ROANOKE TIMES

                         Roanoke Times
                 Copyright (c) 1995, Landmark Communications, Inc.

DATE: FRIDAY, November 26, 1993                   TAG: 9311260093
SECTION: VIRGINIA                    PAGE: A-1   EDITION: METRO 
SOURCE: BONNIE V. WINSTON STAFF WRITER
DATELINE: RICHMOND                                LENGTH: Medium


FIBER OPTICS BUGS FBI'S EAVESDROPPING EFFORTS

In the long-running battle of cops and robbers, technology is about to give the bad guys a leg up.

New FBI Director Louis Freeh told reporters in Richmond this week that the fiber optic technology transforming the communications industry may foil his agency's eavesdropping efforts, hampering critical investigations into everything from organized crime and drug-running to kidnapping and terrorism.

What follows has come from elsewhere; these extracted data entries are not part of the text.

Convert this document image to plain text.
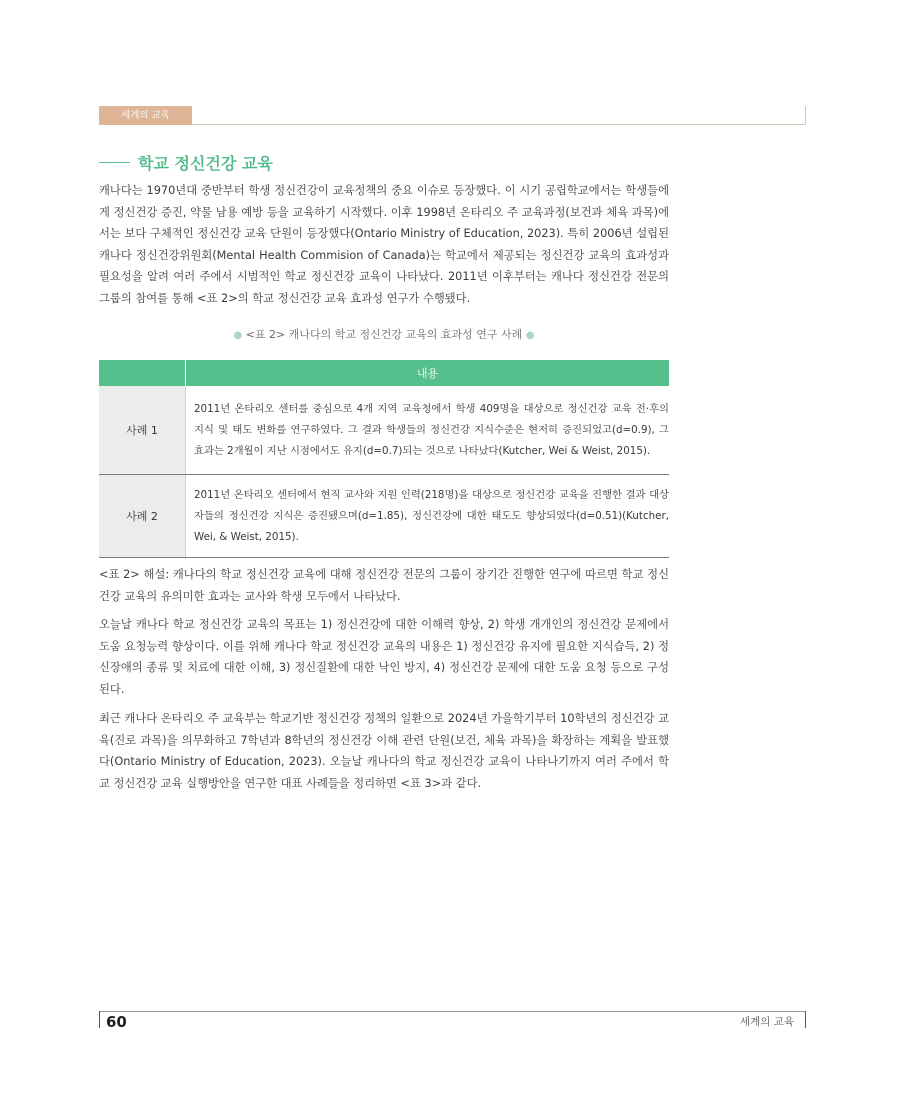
세계의 교육
학교 정신건강 교육

캐나다는 1970년대 중반부터 학생 정신건강이 교육정책의 중요 이슈로 등장했다. 이 시기 공립학교에서는 학생들에게 정신건강 증진, 약물 남용 예방 등을 교육하기 시작했다. 이후 1998년 온타리오 주 교육과정(보건과 체육 과목)에서는 보다 구체적인 정신건강 교육 단원이 등장했다(Ontario Ministry of Education, 2023). 특히 2006년 설립된 캐나다 정신건강위원회(Mental Health Commision of Canada)는 학교에서 제공되는 정신건강 교육의 효과성과 필요성을 알려 여러 주에서 시범적인 학교 정신건강 교육이 나타났다. 2011년 이후부터는 캐나다 정신건강 전문의 그룹의 참여를 통해 <표 2>의 학교 정신건강 교육 효과성 연구가 수행됐다.

● <표 2> 캐나다의 학교 정신건강 교육의 효과성 연구 사례 ●
	내용
사례 1	2011년 온타리오 센터를 중심으로 4개 지역 교육청에서 학생 409명을 대상으로 정신건강 교육 전·후의 지식 및 태도 변화를 연구하였다. 그 결과 학생들의 정신건강 지식수준은 현저히 증진되었고(d=0.9), 그 효과는 2개월이 지난 시점에서도 유지(d=0.7)되는 것으로 나타났다(Kutcher, Wei & Weist, 2015).
사례 2	2011년 온타리오 센터에서 현직 교사와 지원 인력(218명)을 대상으로 정신건강 교육을 진행한 결과 대상자들의 정신건강 지식은 증진됐으며(d=1.85), 정신건강에 대한 태도도 향상되었다(d=0.51)(Kutcher, Wei, & Weist, 2015).

<표 2> 해설: 캐나다의 학교 정신건강 교육에 대해 정신건강 전문의 그룹이 장기간 진행한 연구에 따르면 학교 정신건강 교육의 유의미한 효과는 교사와 학생 모두에서 나타났다.

오늘날 캐나다 학교 정신건강 교육의 목표는 1) 정신건강에 대한 이해력 향상, 2) 학생 개개인의 정신건강 문제에서 도움 요청능력 향상이다. 이를 위해 캐나다 학교 정신건강 교육의 내용은 1) 정신건강 유지에 필요한 지식습득, 2) 정신장애의 종류 및 치료에 대한 이해, 3) 정신질환에 대한 낙인 방지, 4) 정신건강 문제에 대한 도움 요청 등으로 구성된다.

최근 캐나다 온타리오 주 교육부는 학교기반 정신건강 정책의 일환으로 2024년 가을학기부터 10학년의 정신건강 교육(진로 과목)을 의무화하고 7학년과 8학년의 정신건강 이해 관련 단원(보건, 체육 과목)을 확장하는 계획을 발표했다(Ontario Ministry of Education, 2023). 오늘날 캐나다의 학교 정신건강 교육이 나타나기까지 여러 주에서 학교 정신건강 교육 실행방안을 연구한 대표 사례들을 정리하면 <표 3>과 같다.

60	세계의 교육
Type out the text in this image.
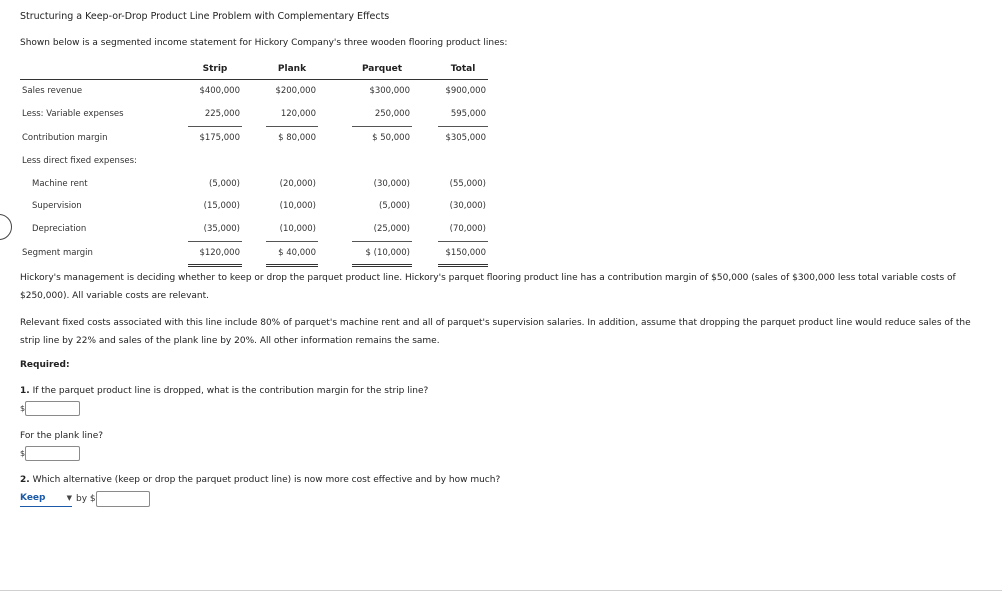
Structuring a Keep-or-Drop Product Line Problem with Complementary Effects
Shown below is a segmented income statement for Hickory Company's three wooden flooring product lines:
	Strip		Plank		Parquet		Total
Sales revenue	$400,000		$200,000		$300,000		$900,000
Less: Variable expenses	225,000		120,000		250,000		595,000
Contribution margin	$175,000		$ 80,000		$ 50,000		$305,000
Less direct fixed expenses:							
Machine rent	(5,000)		(20,000)		(30,000)		(55,000)
Supervision	(15,000)		(10,000)		(5,000)		(30,000)
Depreciation	(35,000)		(10,000)		(25,000)		(70,000)
Segment margin	$120,000		$ 40,000		$ (10,000)		$150,000
Hickory's management is deciding whether to keep or drop the parquet product line. Hickory's parquet flooring product line has a contribution margin of $50,000 (sales of $300,000 less total variable costs of $250,000). All variable costs are relevant.
Relevant fixed costs associated with this line include 80% of parquet's machine rent and all of parquet's supervision salaries. In addition, assume that dropping the parquet product line would reduce sales of the strip line by 22% and sales of the plank line by 20%. All other information remains the same.
Required:
1. If the parquet product line is dropped, what is the contribution margin for the strip line?
$
For the plank line?
$
2. Which alternative (keep or drop the parquet product line) is now more cost effective and by how much?
Keep	▼ by $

Unless something changes, "we'll be out of the wiretapping business in two to three years," Freeh lamented.

Fiber optics - the technology that is bringing the much ballyhooed "information superhighway" into homes - can carry up to 36,000 conversations on a single strand the thickness of human hair. Authorities say they have no way of sorting though those 36,000 conversations to listen in on just one.

"Right now, we can take a couple of alligator clips and we've got a conversation," said Major Wayne A. Garrett, deputy director of the Virginia State Police's Bureau of Criminal Investigation.

The copper wires now in wide use run in uniquely color-coded pairs from each phone customer's house and carry an analog signal. That means the conversation is transmitted in radio-like waves, and sounds much like it is spoken.

The state police, which conduct wiretaps for all local Virginia police departments after a court order is obtained, have the phone company identify the wires running from a "target's" house to a switching station. Then, using alligator clips and headphones, they generally can intercept the conversation anywhere in between.

A fiber-optic line carries thousands of conversations in pulsating beams of laser light, making it next to impossible to identify the conversation being sought, authorities said. And the digital signal it uses - which sounds much like the squawk of a fax machine or computer modem - can't be unscrambled with current wiretapping equipment.

Garrett said equipment to intercept digital calls is available, but much too costly for law enforcement agencies. The FBI even went to Congress last year, demanding legislation requiring telecommunications firms to guarantee law enforcement agencies access to its new information networks.

The proposal was withdrawn after an outcry by communications and computer companies. The firms opposed various provisions of the plan, including one requiring that phone companies' customers finance the modifications through rate increases that could cost billions of dollars.

"We're in the business to provide telecommunications to our customers at a reasonable cost. We're not in the business to provide wiretapping," said Paul T. Miller Jr., spokesman for C&P Telephone Co. of Virginia.

C&P, which handles telephone service for most of Virginia, has 300,000 miles of fiber optic lines, mainly linking high-volume telephone switching stations.

Miller said law enforcement authorities now intercept conversations by going somewhere closer to a person's house where old copper lines carry an analog signal.

But the company already is beginning to run fiber optic lines closer to customers' homes as it begins to offer more advanced services - such as video phones and interactive television - "that need more than just two copper lines," Miller said.

While he could not say when fiber lines will completely crisscross the state, Miller said Alexandria, where the process already has started, may have total fiber optic and digital service within two years.

Miller questioned why phone companies should foot the bill for law enforcement agencies to buy new intercept equipment.

"That is really a hidden tax," Miller said. "Equipment of that kind should be paid for by the government and not the phone company and its customers."

But Garrett said wiretapping, which courts are supposed to permit only as a last resort in serious felony cases, can make or break tough investigations.

"In some cases, this is the only way we can ultimately get a conviction," Garrett said. "If you take that tool away, we'll have nothing."